The following contains thoughts from paralegal Melissa Ashby, and from attorney William Geary, based upon observations made from a number of highly contested custody cases.
Have you ever been sexually abused, been part of a truly violent household, been part of a family effected by drug abuse, or had a parent imprisoned for a crime? If you have, then you know the impact it has on all members of a family, especially the children. When dealing with a parent who has a drug and alcohol problem, a violent history, or a criminal history, you come to understand the toll it takes on the children involved, and the need for possibly supervised or terminated parenting time.
But what if you are involved in a divorce or a custody case and you are suddenly on the “wrong side” of false allegations concerning sexual abuse, violence, drug abuse, or crime?
All too often in our practice we have seen divorce and custody cases where a parent decides that, in order to level the playing field or substantially lean it their way for full custody, the best course of action is to make false and severe allegations against the other parent. These allegations range from allegations of sexual offenses, to allegations of physical and emotional abuse, allegations of serious criminal offenses, allegations of drug abuse, allegations of domestic violence and allegations of negligence.
The process uncovering of the falsity of allegations such as these or disproving of such allegations, involves lengthy and expensive investigation and litigation, often times requiring or mandating the employment of expensive experts, attempts to get records from police departments, attempts to get records from physicians, attempts to have witnesses come forward and dealings with child protective services and other county agencies. Involvement of all or some of these experts and agencies sometimes creates even bigger issues and often times further variables with which to deal--- all in a case where the allegations are false.
Sometimes parents make an allegation and if it is found unsubstantiated they scramble to come up with other allegations, one after the other, thinking that at least one “might stick”-- all causing years of harassment and litigation, not to mention potential job loss, criminal charges, and, most importantly, severe mental trauma for the parties’ children. Many times, the parent against whom these allegations are made cannot afford the legal and expert fees or multiple attorneys it takes to prove his or her innocence. While all of this is going on the parent may not even have the ability to even talk to the children. What is alarming to us is the level to which some people will go to ensure that the other parent will have absolutely no relationship with their children.
Children are gifts, not possessions. This is a simple truth which many bitter or selfish parents do not consider during divorce or custody disputes. It stands to reason that when parents’ relationship ends it is due to some kind of difference of opinion, be it a large difference or one which is minuscule. These differences can make parenting together difficult but parents often lose sight of the need for the children to be with their parents – both of the parents—even if the parents do not get along. Parents may subconsciously start viewing children as pieces of property which the other parent cannot have or share.
I believe that parents know that courts generally favor shared parenting and that, without some proven heinous act, the courts will probably grant shared parenting since it makes sense that a child should have the involvement of both parents in his or her life, if possible. Fortunately, where the allegations are serious, our experience is that, when the client can hang in long enough, false allegations are finally proven to be false.
But what about the children?
Even when an allegation is eventually proven false, often times years or months of litigation have occurred. Usually the children have been told one or both versions of “what is going on,” or even sometimes coerced to be involved in the making of false allegations. The emotional abuse to a child involved in this type of litigation based upon false statements often times irreparably changes the course of a child’s life.
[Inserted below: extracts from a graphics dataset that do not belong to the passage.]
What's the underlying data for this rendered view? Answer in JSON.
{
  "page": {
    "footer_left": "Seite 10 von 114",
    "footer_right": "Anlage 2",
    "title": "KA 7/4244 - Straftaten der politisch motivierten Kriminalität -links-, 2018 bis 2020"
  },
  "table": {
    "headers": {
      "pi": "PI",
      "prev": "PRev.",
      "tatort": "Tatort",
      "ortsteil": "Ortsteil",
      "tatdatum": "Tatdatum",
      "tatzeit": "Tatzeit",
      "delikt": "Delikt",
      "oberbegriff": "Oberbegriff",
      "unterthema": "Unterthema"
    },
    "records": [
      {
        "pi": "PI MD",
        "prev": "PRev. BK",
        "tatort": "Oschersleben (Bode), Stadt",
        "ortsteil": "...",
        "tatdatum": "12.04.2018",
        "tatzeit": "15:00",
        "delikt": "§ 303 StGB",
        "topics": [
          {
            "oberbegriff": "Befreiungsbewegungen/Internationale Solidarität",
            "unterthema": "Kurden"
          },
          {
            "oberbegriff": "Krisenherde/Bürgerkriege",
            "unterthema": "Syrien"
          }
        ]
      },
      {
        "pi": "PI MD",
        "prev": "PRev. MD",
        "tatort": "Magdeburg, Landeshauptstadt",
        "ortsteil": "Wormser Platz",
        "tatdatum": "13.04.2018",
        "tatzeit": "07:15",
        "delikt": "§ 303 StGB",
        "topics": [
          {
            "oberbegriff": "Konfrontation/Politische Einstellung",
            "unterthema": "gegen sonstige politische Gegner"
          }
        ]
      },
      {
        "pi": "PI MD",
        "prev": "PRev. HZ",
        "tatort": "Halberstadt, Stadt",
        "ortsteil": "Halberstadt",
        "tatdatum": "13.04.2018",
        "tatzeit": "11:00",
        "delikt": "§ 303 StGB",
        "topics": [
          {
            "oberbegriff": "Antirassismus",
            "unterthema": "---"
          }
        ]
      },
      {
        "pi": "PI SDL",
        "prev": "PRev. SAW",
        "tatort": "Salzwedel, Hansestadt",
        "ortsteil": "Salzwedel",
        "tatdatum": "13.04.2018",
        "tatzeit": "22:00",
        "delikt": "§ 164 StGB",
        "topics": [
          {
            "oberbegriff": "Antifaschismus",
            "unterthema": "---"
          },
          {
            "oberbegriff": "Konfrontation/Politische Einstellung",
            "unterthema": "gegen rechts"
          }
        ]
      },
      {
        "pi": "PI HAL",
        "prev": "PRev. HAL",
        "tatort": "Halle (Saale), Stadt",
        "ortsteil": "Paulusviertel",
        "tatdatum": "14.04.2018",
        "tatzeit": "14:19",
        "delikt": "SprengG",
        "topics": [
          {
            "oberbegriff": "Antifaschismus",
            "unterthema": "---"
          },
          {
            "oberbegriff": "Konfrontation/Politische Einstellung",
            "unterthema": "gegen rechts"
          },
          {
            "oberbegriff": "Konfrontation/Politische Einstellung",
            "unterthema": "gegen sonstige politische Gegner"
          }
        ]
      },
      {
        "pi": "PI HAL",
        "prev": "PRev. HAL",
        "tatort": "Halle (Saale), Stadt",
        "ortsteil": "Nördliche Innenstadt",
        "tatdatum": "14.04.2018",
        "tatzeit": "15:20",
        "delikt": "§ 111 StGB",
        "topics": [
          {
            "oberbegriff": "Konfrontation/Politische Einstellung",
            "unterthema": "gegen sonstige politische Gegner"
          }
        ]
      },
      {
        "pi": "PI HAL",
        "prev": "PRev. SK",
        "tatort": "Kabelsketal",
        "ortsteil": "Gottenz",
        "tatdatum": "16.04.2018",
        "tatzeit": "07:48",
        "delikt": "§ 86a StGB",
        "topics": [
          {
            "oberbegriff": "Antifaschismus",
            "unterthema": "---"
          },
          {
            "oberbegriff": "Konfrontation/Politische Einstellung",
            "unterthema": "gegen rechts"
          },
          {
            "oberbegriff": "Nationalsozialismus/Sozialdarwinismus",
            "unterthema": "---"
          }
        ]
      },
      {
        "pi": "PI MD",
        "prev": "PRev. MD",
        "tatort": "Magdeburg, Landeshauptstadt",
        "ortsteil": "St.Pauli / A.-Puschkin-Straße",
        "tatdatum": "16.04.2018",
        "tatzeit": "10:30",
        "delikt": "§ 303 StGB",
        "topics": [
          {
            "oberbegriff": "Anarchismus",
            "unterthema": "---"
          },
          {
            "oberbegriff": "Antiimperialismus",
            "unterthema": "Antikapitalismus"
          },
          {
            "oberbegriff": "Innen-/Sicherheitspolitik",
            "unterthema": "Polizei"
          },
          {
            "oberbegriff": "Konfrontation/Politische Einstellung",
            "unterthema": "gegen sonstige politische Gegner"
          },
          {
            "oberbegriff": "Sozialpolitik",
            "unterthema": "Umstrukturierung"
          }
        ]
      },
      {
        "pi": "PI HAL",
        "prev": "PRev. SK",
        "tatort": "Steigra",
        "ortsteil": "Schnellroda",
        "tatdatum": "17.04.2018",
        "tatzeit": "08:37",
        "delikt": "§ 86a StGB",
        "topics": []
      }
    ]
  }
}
Think about a child who has been needlessly examined by children’s hospital rape or molestation examiners, a child who is told to lie and defend one parent over the other, a child who is being stigmatized by visits at school by a guardian ad litem, a child whose love is being purchased, a child who is asked to lie to police, and a child who witnesses a parent being arrested.
Think about an impressionable child who is falsely made to see a parent being portrayed as a monster. to the point where the child believes it, or at least to the point where it is “not okay” to love that parent any longer.
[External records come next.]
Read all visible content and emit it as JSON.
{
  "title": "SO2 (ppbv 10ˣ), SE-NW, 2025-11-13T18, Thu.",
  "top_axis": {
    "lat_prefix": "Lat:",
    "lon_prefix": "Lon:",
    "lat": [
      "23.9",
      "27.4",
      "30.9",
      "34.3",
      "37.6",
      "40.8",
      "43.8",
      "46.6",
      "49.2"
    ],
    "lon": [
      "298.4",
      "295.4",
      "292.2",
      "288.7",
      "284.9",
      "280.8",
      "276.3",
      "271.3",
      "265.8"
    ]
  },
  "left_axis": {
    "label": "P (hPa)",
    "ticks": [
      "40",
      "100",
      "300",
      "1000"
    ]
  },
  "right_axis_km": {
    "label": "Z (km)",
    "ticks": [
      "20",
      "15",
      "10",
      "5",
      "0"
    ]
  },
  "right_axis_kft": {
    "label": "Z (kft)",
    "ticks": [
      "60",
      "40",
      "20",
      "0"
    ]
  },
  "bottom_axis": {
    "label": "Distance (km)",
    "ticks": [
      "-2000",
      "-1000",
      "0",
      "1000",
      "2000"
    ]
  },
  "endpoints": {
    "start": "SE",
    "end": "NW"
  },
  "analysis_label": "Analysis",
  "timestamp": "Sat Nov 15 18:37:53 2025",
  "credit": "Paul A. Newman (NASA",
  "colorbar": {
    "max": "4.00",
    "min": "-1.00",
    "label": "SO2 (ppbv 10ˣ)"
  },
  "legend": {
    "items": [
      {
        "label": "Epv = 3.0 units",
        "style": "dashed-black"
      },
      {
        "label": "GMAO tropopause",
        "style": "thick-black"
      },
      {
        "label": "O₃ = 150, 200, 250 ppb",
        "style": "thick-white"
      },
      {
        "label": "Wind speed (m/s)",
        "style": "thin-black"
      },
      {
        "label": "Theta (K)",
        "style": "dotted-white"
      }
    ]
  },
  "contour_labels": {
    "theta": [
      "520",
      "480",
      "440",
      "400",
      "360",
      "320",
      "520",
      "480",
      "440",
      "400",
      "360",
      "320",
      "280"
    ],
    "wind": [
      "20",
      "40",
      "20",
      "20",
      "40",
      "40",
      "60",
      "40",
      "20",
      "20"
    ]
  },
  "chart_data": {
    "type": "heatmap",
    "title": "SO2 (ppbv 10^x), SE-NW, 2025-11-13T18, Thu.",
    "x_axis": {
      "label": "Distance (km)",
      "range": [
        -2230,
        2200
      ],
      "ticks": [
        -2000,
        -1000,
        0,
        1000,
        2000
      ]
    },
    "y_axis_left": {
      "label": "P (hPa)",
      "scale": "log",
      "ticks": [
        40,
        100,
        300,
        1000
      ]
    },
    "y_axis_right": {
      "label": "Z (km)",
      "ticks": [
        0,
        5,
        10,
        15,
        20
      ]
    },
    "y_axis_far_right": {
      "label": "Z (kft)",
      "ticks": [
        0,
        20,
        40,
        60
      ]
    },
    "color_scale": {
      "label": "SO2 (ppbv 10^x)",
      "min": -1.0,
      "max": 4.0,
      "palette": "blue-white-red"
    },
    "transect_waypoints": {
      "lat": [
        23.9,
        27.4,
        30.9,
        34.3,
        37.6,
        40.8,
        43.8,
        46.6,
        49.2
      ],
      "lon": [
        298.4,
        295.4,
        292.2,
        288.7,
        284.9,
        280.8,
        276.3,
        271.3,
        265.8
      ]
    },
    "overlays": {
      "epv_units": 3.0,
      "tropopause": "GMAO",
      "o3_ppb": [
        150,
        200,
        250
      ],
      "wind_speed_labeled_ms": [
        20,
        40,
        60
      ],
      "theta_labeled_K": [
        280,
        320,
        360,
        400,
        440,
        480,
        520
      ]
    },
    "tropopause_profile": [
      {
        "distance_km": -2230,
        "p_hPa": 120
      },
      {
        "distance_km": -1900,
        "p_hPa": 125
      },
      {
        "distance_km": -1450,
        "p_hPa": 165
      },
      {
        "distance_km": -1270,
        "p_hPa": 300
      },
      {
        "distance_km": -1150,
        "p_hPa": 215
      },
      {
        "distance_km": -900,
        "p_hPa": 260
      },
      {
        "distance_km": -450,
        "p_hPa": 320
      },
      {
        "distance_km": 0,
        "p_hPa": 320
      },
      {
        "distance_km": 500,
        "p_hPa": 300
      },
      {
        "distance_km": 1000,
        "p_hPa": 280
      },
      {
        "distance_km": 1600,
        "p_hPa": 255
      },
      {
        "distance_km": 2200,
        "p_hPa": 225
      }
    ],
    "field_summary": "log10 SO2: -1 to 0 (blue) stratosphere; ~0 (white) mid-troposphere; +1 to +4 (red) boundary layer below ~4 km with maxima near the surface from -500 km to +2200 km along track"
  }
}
Who would do this to their own child, or to any child? Who wakes up and decides that the parent that was perfectly acceptable yesterday, is a monster today, and that, to gain some advantage or satisfy some selfish desire, it is okay to go on a mission to destroy the other parent, alienating them by saying that parent is suddenly a child molesting, drug addict, who beats their child?
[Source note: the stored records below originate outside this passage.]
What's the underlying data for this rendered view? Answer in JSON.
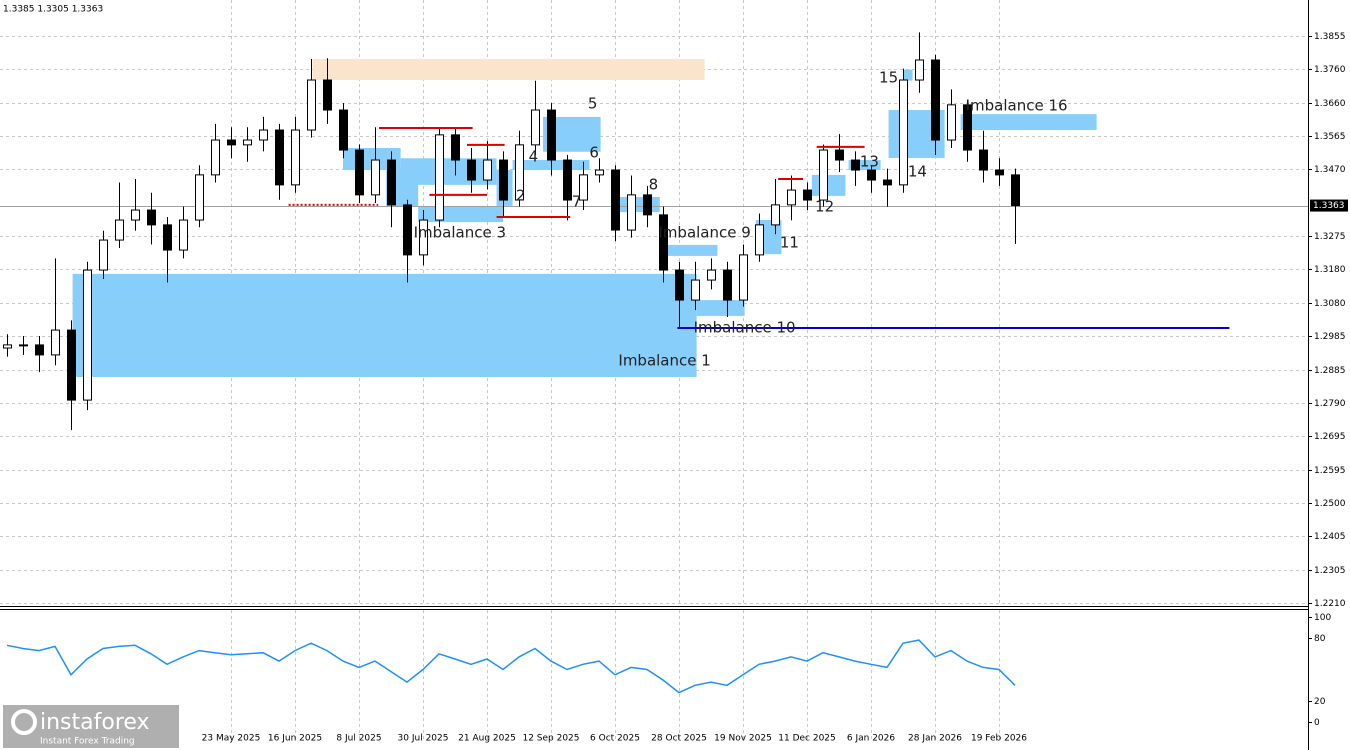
{
  "header": "1.3385 1.3305 1.3363",
  "watermark": {
    "brand": "instaforex",
    "tagline": "Instant Forex Trading"
  },
  "chart_data": [
    {
      "type": "candlestick",
      "categories": [
        null,
        null,
        null,
        null,
        null,
        null,
        null,
        null,
        null,
        null,
        null,
        null,
        null,
        null,
        "23 May 2025",
        null,
        null,
        null,
        "16 Jun 2025",
        null,
        null,
        null,
        "8 Jul 2025",
        null,
        null,
        null,
        "30 Jul 2025",
        null,
        null,
        null,
        "21 Aug 2025",
        null,
        null,
        null,
        "12 Sep 2025",
        null,
        null,
        null,
        "6 Oct 2025",
        null,
        null,
        null,
        "28 Oct 2025",
        null,
        null,
        null,
        "19 Nov 2025",
        null,
        null,
        null,
        "11 Dec 2025",
        null,
        null,
        null,
        "6 Jan 2026",
        null,
        null,
        null,
        "28 Jan 2026",
        null,
        null,
        null,
        "19 Feb 2026",
        null
      ],
      "open": [
        1.295,
        1.2959,
        1.2959,
        1.293,
        1.3002,
        1.2799,
        1.3176,
        1.3263,
        1.3321,
        1.335,
        1.3307,
        1.3234,
        1.3321,
        1.3452,
        1.3553,
        1.3539,
        1.3553,
        1.3582,
        1.3423,
        1.3582,
        1.3727,
        1.364,
        1.3524,
        1.3394,
        1.3495,
        1.3365,
        1.322,
        1.3321,
        1.3568,
        1.3495,
        1.3437,
        1.3495,
        1.3379,
        1.3539,
        1.364,
        1.3495,
        1.3379,
        1.3452,
        1.3466,
        1.3292,
        1.3394,
        1.3336,
        1.3176,
        1.3089,
        1.3147,
        1.3176,
        1.3089,
        1.322,
        1.3307,
        1.3365,
        1.3408,
        1.3379,
        1.3524,
        1.3495,
        1.3466,
        1.3437,
        1.3423,
        1.3727,
        1.3785,
        1.3553,
        1.3655,
        1.3524,
        1.3466,
        1.3452
      ],
      "high": [
        1.299,
        1.2985,
        1.2985,
        1.321,
        1.303,
        1.32,
        1.329,
        1.343,
        1.344,
        1.34,
        1.333,
        1.336,
        1.348,
        1.36,
        1.359,
        1.359,
        1.362,
        1.36,
        1.362,
        1.3788,
        1.379,
        1.366,
        1.354,
        1.359,
        1.352,
        1.338,
        1.335,
        1.359,
        1.359,
        1.353,
        1.355,
        1.352,
        1.358,
        1.3725,
        1.366,
        1.351,
        1.349,
        1.35,
        1.348,
        1.345,
        1.342,
        1.336,
        1.32,
        1.32,
        1.321,
        1.32,
        1.325,
        1.334,
        1.344,
        1.345,
        1.343,
        1.354,
        1.357,
        1.352,
        1.348,
        1.347,
        1.376,
        1.3865,
        1.38,
        1.37,
        1.367,
        1.358,
        1.35,
        1.347
      ],
      "low": [
        1.2925,
        1.293,
        1.288,
        1.29,
        1.2712,
        1.277,
        1.315,
        1.324,
        1.329,
        1.325,
        1.314,
        1.321,
        1.33,
        1.343,
        1.35,
        1.349,
        1.352,
        1.338,
        1.34,
        1.356,
        1.36,
        1.35,
        1.337,
        1.337,
        1.33,
        1.314,
        1.319,
        1.33,
        1.345,
        1.34,
        1.341,
        1.333,
        1.336,
        1.351,
        1.345,
        1.332,
        1.335,
        1.343,
        1.326,
        1.327,
        1.33,
        1.314,
        1.3008,
        1.306,
        1.312,
        1.304,
        1.307,
        1.32,
        1.328,
        1.332,
        1.335,
        1.336,
        1.346,
        1.342,
        1.34,
        1.336,
        1.34,
        1.369,
        1.351,
        1.353,
        1.349,
        1.343,
        1.342,
        1.3252
      ],
      "close": [
        1.2959,
        1.2959,
        1.293,
        1.3002,
        1.2799,
        1.3176,
        1.3263,
        1.3321,
        1.335,
        1.3307,
        1.3234,
        1.3321,
        1.3452,
        1.3553,
        1.3539,
        1.3553,
        1.3582,
        1.3423,
        1.3582,
        1.3727,
        1.364,
        1.3524,
        1.3394,
        1.3495,
        1.3365,
        1.322,
        1.3321,
        1.3568,
        1.3495,
        1.3437,
        1.3495,
        1.3379,
        1.3539,
        1.364,
        1.3495,
        1.3379,
        1.3452,
        1.3466,
        1.3292,
        1.3394,
        1.3336,
        1.3176,
        1.3089,
        1.3147,
        1.3176,
        1.3089,
        1.322,
        1.3307,
        1.3365,
        1.3408,
        1.3379,
        1.3524,
        1.3495,
        1.3466,
        1.3437,
        1.3423,
        1.3727,
        1.3785,
        1.3553,
        1.3655,
        1.3524,
        1.3466,
        1.3452,
        1.3363
      ],
      "ylim": [
        1.2202,
        1.3959
      ],
      "yticks": [
        1.3855,
        {
          "value": 1.376,
          "label": "1.3760"
        },
        {
          "value": 1.366,
          "label": "1.3660"
        },
        1.3565,
        {
          "value": 1.347,
          "label": "1.3470"
        },
        1.3275,
        {
          "value": 1.318,
          "label": "1.3180"
        },
        {
          "value": 1.308,
          "label": "1.3080"
        },
        1.2985,
        1.2885,
        {
          "value": 1.279,
          "label": "1.2790"
        },
        1.2695,
        1.2595,
        {
          "value": 1.25,
          "label": "1.2500"
        },
        1.2405,
        1.2305,
        {
          "value": 1.221,
          "label": "1.2210"
        }
      ],
      "grid": true,
      "current_price": {
        "value": 1.3363,
        "label": "1.3363"
      },
      "zones": [
        {
          "from": 4.1,
          "to": 43.1,
          "low": 1.2866,
          "high": 1.3165,
          "color": "#87cefa"
        },
        {
          "from": 19.1,
          "to": 43.6,
          "low": 1.3727,
          "high": 1.3788,
          "color": "#fae5cc"
        },
        {
          "from": 33.5,
          "to": 37.1,
          "low": 1.3519,
          "high": 1.362,
          "color": "#87cefa"
        },
        {
          "from": 21,
          "to": 24.6,
          "low": 1.3466,
          "high": 1.353,
          "color": "#87cefa"
        },
        {
          "from": 23.7,
          "to": 25.7,
          "low": 1.336,
          "high": 1.347,
          "color": "#87cefa"
        },
        {
          "from": 24.6,
          "to": 30.6,
          "low": 1.3423,
          "high": 1.35,
          "color": "#87cefa"
        },
        {
          "from": 25.7,
          "to": 31,
          "low": 1.3315,
          "high": 1.3362,
          "color": "#87cefa"
        },
        {
          "from": 30.6,
          "to": 31.6,
          "low": 1.3362,
          "high": 1.3466,
          "color": "#87cefa"
        },
        {
          "from": 31.6,
          "to": 36.4,
          "low": 1.3466,
          "high": 1.3495,
          "color": "#87cefa"
        },
        {
          "from": 38.2,
          "to": 40.8,
          "low": 1.3344,
          "high": 1.3388,
          "color": "#87cefa"
        },
        {
          "from": 40.9,
          "to": 44.4,
          "low": 1.3217,
          "high": 1.3249,
          "color": "#87cefa"
        },
        {
          "from": 43.1,
          "to": 46.1,
          "low": 1.3043,
          "high": 1.3089,
          "color": "#87cefa"
        },
        {
          "from": 46.8,
          "to": 48.4,
          "low": 1.3222,
          "high": 1.3321,
          "color": "#87cefa"
        },
        {
          "from": 50.3,
          "to": 52.4,
          "low": 1.3391,
          "high": 1.3452,
          "color": "#87cefa"
        },
        {
          "from": 52.6,
          "to": 54.6,
          "low": 1.3466,
          "high": 1.3495,
          "color": "#87cefa"
        },
        {
          "from": 55.1,
          "to": 58.6,
          "low": 1.3501,
          "high": 1.364,
          "color": "#87cefa"
        },
        {
          "from": 56,
          "to": 56.6,
          "low": 1.3725,
          "high": 1.3757,
          "color": "#87cefa"
        },
        {
          "from": 59.6,
          "to": 68.1,
          "low": 1.3582,
          "high": 1.3628,
          "color": "#87cefa"
        }
      ],
      "levels": [
        {
          "from": 23.25,
          "to": 29.1,
          "price": 1.3588,
          "color": "#dd0000",
          "dashed": false
        },
        {
          "from": 17.6,
          "to": 23.2,
          "price": 1.3365,
          "color": "#dd0000",
          "dashed": true
        },
        {
          "from": 30.6,
          "to": 35.2,
          "price": 1.333,
          "color": "#dd0000",
          "dashed": false
        },
        {
          "from": 26.4,
          "to": 30,
          "price": 1.3394,
          "color": "#dd0000",
          "dashed": false
        },
        {
          "from": 28.75,
          "to": 31.1,
          "price": 1.3539,
          "color": "#dd0000",
          "dashed": false
        },
        {
          "from": 48.2,
          "to": 49.75,
          "price": 1.344,
          "color": "#dd0000",
          "dashed": false
        },
        {
          "from": 50.6,
          "to": 53.6,
          "price": 1.3533,
          "color": "#dd0000",
          "dashed": false
        },
        {
          "from": 41.9,
          "to": 76.4,
          "price": 1.3008,
          "color": "#0000cd",
          "dashed": false
        }
      ],
      "annotations": [
        {
          "text": "Imbalance 1",
          "index": 41.1,
          "price": 1.2912
        },
        {
          "text": "2",
          "index": 32.1,
          "price": 1.3391
        },
        {
          "text": "Imbalance 3",
          "index": 28.3,
          "price": 1.3283
        },
        {
          "text": "4",
          "index": 32.9,
          "price": 1.3504
        },
        {
          "text": "5",
          "index": 36.6,
          "price": 1.3658
        },
        {
          "text": "6",
          "index": 36.7,
          "price": 1.3516
        },
        {
          "text": "7",
          "index": 35.6,
          "price": 1.3373
        },
        {
          "text": "8",
          "index": 40.4,
          "price": 1.3423
        },
        {
          "text": "Imbalance 9",
          "index": 43.6,
          "price": 1.3283
        },
        {
          "text": "Imbalance 10",
          "index": 46.1,
          "price": 1.3008
        },
        {
          "text": "11",
          "index": 48.9,
          "price": 1.3255
        },
        {
          "text": "12",
          "index": 51.1,
          "price": 1.3359
        },
        {
          "text": "13",
          "index": 53.9,
          "price": 1.349
        },
        {
          "text": "14",
          "index": 56.9,
          "price": 1.346
        },
        {
          "text": "15",
          "index": 55.1,
          "price": 1.3733
        },
        {
          "text": "Imbalance 16",
          "index": 63.1,
          "price": 1.3652
        }
      ]
    },
    {
      "type": "line",
      "values": [
        73,
        70,
        68,
        72,
        45,
        60,
        70,
        72,
        73,
        65,
        55,
        62,
        68,
        66,
        64,
        65,
        66,
        58,
        68,
        75,
        68,
        58,
        52,
        58,
        48,
        38,
        50,
        65,
        60,
        55,
        60,
        50,
        62,
        70,
        58,
        50,
        55,
        58,
        45,
        52,
        50,
        40,
        28,
        35,
        38,
        35,
        45,
        55,
        58,
        62,
        58,
        66,
        62,
        58,
        55,
        52,
        75,
        78,
        62,
        68,
        58,
        52,
        50,
        35
      ],
      "color": "#1e90ff",
      "ylim": [
        -19,
        107.6
      ],
      "yticks": [
        100,
        80,
        20,
        0
      ]
    }
  ]
}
What about the parent who engages in these tactics, and what about the child? Is this not abuse of its own kind—perhaps of the worst kind? What kind of parent finds these tactics reasonable? How many parents are losing custody of their children, losing decision making abilities, losing the right to access records based on fabrications?
Even if the attempted fabrication is revealed, how many parents will gain full or joint custody but have a potentially un-salvageable relationship with a child who is emotionally broken or so damaged that he or she doesn’t want to be with that parent anyway?